Opposition MP Barry Padarath wants Public Utilities Minister Marvin Gonzales to say if he was the person who allegedly instructed that two mega companies be pulled from a list to be published, of customers owing the Water and Sewerage Authority (WASA), billions of dollars.
“The Minister must also say if the owners of these companies are receiving state contracts under other names—what is the relationship between them and Government?” Padarath added at yesterday’s UNC media briefing.
Padarath said Gonzales “must go since every state enterprise under his purview is in chaos and mismanagement.”
Padarath said the two big companies are a water park and a drinkable water company. Asking if they were being pulled from a list to be published, of customers owing WASA, he noted at the same time, the HDC is on a “blame and shame” thrust which will affect the vulnerable unable to pay.
Padarath asked if the issue of the companies was the real reason WASA CEO Shurland Sheppard was suspended.
“Is he being used as a voluntary scapegoat to protect the person who gave him the instructions?” he added, seeking answers if there’s a “close relationship” between the Minister and CEO.
Padarath also slammed Gonzales concerning the findings of the team which investigated the February 16 outage.
He noted the report said there was no Crisis Commander in charge. Padarath noted that PNM Minister Shamfa Cudjoe in her first Budget statement had said, “We are in charge and you will deal with it.”

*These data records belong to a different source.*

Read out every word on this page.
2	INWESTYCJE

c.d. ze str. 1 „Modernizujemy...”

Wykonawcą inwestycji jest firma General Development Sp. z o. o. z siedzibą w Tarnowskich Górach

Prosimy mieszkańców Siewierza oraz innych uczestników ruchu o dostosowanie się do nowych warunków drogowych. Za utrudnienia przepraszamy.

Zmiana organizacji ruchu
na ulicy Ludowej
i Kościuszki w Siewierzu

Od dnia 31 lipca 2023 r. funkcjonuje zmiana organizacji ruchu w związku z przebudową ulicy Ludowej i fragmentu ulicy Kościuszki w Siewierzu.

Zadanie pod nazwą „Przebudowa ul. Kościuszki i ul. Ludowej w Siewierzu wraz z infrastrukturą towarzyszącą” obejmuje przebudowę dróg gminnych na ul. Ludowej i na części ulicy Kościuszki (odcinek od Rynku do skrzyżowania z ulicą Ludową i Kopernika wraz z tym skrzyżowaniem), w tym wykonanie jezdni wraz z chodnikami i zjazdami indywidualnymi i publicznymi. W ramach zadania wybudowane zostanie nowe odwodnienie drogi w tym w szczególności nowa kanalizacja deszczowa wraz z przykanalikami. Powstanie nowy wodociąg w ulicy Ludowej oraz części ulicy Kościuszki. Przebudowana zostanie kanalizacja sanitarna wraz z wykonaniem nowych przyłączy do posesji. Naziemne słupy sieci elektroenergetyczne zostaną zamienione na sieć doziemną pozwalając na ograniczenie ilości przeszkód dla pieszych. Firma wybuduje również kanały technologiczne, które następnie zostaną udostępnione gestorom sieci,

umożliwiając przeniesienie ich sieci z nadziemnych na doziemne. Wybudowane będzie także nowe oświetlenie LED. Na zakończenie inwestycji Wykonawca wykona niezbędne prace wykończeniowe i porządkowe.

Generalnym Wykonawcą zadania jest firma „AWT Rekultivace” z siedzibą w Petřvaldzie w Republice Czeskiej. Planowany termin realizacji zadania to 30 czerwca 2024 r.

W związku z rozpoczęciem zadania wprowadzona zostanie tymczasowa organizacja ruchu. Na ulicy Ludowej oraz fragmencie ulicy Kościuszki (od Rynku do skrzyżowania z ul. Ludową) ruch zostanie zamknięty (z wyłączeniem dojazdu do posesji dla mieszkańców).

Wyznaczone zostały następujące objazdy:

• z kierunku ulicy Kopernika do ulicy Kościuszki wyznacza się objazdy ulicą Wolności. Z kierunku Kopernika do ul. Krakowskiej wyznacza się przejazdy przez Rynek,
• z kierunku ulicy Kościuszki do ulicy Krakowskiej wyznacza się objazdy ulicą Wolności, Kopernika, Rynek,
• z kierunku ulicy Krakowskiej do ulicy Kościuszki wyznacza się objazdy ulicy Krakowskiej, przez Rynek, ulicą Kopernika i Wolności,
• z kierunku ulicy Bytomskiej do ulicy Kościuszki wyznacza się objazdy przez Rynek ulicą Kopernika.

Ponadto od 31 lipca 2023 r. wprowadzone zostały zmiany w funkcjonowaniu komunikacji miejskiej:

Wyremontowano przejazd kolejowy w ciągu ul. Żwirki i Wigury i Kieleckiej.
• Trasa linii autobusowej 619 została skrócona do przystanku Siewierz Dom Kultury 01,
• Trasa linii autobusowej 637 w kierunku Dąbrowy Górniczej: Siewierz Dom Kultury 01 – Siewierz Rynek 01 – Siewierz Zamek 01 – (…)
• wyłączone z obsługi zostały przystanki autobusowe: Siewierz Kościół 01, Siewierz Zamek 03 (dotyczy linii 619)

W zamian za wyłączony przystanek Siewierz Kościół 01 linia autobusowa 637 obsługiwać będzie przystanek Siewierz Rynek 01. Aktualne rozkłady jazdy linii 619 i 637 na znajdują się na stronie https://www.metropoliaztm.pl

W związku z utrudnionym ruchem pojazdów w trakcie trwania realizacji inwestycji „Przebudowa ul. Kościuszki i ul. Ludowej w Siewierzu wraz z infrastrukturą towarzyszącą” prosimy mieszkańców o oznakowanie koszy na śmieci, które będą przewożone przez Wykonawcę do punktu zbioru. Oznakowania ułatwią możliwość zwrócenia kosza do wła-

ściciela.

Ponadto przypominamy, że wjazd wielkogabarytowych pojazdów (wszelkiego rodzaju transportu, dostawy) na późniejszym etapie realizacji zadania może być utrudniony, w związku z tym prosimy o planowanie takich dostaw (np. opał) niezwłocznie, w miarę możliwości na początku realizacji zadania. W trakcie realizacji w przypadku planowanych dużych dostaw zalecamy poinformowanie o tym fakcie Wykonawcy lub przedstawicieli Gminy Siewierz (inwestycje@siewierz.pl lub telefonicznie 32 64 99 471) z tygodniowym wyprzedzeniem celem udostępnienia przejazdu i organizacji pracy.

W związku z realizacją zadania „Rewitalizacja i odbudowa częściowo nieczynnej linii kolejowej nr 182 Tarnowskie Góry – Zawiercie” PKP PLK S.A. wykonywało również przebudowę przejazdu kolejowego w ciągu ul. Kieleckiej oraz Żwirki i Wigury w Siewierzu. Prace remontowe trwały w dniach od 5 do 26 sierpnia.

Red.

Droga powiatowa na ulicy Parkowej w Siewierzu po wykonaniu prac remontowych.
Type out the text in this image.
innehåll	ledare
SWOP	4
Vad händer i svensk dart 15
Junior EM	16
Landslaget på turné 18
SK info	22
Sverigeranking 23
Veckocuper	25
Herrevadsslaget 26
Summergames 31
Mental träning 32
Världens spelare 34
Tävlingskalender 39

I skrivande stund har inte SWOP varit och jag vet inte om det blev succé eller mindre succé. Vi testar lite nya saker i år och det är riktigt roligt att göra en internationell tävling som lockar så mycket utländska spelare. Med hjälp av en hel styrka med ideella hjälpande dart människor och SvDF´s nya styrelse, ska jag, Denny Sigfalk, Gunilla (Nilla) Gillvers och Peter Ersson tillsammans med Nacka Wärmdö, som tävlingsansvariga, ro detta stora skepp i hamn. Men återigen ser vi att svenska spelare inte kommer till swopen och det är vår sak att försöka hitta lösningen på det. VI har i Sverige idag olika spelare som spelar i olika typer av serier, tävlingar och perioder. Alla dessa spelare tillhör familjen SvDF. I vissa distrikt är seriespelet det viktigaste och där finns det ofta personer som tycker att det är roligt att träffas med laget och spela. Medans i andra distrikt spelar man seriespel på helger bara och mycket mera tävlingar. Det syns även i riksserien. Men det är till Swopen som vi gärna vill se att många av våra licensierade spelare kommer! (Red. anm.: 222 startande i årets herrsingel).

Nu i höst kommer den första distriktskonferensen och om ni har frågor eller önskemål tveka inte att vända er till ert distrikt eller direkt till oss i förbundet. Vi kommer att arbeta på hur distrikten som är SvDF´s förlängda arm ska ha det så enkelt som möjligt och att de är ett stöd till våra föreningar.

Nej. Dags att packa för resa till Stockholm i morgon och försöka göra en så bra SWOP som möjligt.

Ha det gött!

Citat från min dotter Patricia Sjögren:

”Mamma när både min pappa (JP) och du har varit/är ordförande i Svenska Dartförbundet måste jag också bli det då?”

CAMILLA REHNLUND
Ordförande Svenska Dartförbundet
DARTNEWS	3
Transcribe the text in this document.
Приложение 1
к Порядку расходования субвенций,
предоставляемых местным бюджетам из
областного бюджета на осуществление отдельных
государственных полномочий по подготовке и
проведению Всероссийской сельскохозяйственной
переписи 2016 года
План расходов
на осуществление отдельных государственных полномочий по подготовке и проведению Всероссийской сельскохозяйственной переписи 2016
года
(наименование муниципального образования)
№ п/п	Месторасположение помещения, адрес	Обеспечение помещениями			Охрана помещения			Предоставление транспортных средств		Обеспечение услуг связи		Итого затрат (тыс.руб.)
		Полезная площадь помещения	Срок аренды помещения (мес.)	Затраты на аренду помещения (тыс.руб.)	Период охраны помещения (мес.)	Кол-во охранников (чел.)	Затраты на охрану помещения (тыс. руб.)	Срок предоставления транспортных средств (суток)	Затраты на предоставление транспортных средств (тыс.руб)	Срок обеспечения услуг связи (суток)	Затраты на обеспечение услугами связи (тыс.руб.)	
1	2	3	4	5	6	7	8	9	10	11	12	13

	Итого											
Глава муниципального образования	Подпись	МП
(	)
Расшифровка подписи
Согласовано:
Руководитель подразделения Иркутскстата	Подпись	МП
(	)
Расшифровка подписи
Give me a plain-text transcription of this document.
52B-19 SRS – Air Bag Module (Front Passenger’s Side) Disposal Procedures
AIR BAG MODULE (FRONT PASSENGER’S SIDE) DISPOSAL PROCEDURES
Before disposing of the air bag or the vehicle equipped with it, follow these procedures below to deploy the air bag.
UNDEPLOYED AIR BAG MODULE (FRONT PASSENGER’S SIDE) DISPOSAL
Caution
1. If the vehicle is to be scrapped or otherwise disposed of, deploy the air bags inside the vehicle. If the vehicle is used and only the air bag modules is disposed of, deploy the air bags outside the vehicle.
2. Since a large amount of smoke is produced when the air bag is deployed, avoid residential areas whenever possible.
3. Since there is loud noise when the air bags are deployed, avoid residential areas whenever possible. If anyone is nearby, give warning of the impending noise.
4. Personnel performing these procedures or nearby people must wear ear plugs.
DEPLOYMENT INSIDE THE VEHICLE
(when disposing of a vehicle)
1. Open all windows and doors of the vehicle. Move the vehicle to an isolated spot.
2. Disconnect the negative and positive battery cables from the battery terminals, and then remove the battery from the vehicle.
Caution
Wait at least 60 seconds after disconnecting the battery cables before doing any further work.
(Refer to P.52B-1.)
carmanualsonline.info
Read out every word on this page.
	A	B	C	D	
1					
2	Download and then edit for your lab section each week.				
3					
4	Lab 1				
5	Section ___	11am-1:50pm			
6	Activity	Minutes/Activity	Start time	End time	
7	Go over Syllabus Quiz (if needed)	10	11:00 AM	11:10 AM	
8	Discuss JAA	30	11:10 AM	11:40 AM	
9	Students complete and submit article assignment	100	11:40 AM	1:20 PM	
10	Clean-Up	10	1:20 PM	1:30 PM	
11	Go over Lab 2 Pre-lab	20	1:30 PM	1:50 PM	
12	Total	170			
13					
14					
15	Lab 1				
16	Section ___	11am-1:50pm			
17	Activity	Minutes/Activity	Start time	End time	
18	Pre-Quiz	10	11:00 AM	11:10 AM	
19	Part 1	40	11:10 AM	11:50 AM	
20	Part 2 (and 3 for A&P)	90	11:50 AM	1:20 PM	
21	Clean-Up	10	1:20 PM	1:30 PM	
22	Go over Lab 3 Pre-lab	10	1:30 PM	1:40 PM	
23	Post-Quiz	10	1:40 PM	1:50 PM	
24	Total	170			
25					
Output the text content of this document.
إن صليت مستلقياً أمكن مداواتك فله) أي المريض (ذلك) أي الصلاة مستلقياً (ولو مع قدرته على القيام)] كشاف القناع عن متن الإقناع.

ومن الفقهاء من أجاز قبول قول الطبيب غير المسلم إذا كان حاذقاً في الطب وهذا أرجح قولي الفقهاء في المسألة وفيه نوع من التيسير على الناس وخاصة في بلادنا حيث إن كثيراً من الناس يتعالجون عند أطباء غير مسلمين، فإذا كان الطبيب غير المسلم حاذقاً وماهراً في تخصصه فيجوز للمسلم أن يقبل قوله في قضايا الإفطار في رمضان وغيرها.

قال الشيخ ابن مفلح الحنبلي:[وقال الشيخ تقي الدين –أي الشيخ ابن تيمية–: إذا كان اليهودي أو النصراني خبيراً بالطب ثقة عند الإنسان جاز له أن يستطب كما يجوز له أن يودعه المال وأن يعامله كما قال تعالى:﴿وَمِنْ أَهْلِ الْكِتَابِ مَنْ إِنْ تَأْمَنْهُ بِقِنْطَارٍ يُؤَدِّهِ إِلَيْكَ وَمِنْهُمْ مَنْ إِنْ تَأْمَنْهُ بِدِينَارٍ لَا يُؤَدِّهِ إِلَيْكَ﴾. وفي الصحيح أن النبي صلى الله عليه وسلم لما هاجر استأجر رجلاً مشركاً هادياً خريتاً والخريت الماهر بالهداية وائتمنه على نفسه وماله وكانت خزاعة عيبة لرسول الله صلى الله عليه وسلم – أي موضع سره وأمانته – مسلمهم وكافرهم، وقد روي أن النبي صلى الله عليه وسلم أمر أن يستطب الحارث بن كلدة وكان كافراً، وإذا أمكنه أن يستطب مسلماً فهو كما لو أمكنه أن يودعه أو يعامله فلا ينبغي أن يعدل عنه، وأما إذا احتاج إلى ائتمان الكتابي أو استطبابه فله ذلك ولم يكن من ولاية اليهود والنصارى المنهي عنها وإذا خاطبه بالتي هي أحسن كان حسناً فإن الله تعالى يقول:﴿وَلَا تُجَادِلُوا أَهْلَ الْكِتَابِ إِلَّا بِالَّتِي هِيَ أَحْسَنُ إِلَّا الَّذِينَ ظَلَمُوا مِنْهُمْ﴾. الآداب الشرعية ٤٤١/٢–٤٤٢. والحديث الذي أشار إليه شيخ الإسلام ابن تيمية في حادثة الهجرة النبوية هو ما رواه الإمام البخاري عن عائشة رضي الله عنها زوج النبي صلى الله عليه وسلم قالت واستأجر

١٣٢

“But this report said nobody was in charge (during the outage). So Shamfa Cudjoe, Keith Rowley, Fitzgerald Hinds, Stuart Young—while you beat your chests loudly that ‘we’re in charge’, this report states nobody was in charge. And if nobody was in charge in that situation, somebody has to go. And that person is the Public Utilities Minister.”
Padarath queried how Minister Camille Robinson-Regis (heading a team evaluating TSTT’s assets) could say she’s unaware of the sale of TSTT assets when he said assets are advertised publicly by several real estate agents. He held up documents on that. He queried property sales while he claimed TSTT’s leasing properties for millions from JC Landings.
“I invite the public to see who the directors of this company is.”
Padarath later told Guardian Media he welcomed Gary Griffith’s National Transformation party but he said T&T continues being a two-party system and he didn’t see NTA taking away from UNC’s base since members have rallied around UNC’s leader.
UNC MP Anita Haynes expressed concerns regarding safety in schools from health issues to school violence. She said the Education Ministry has taken a hands-off approach and was derelict in its duty to students, from infrastructural concerns to not making proper policy as students entered the physical school system.
Haynes said Education opted for a” long slow painful road” to treat with school violence which everyone always knew existed and was dormant during school closure.
Haynes said conflict resolution, anger management and proper coping skills should have been emphasised but Education continued under-resourcing the Students Support Services division and there were budget cuts and unfilled vacancies.
There should also be a consultative, targeted approach if TTPS was involved—but she noted TTPS itself is under-resourced and unable to fill its vacancies and now has to assist schools also.
Haynes slammed the prospect that children might be criminalized by the Ministry’s thrust in that regard and carry lifelong stigma if the situation wasn’t handled properly.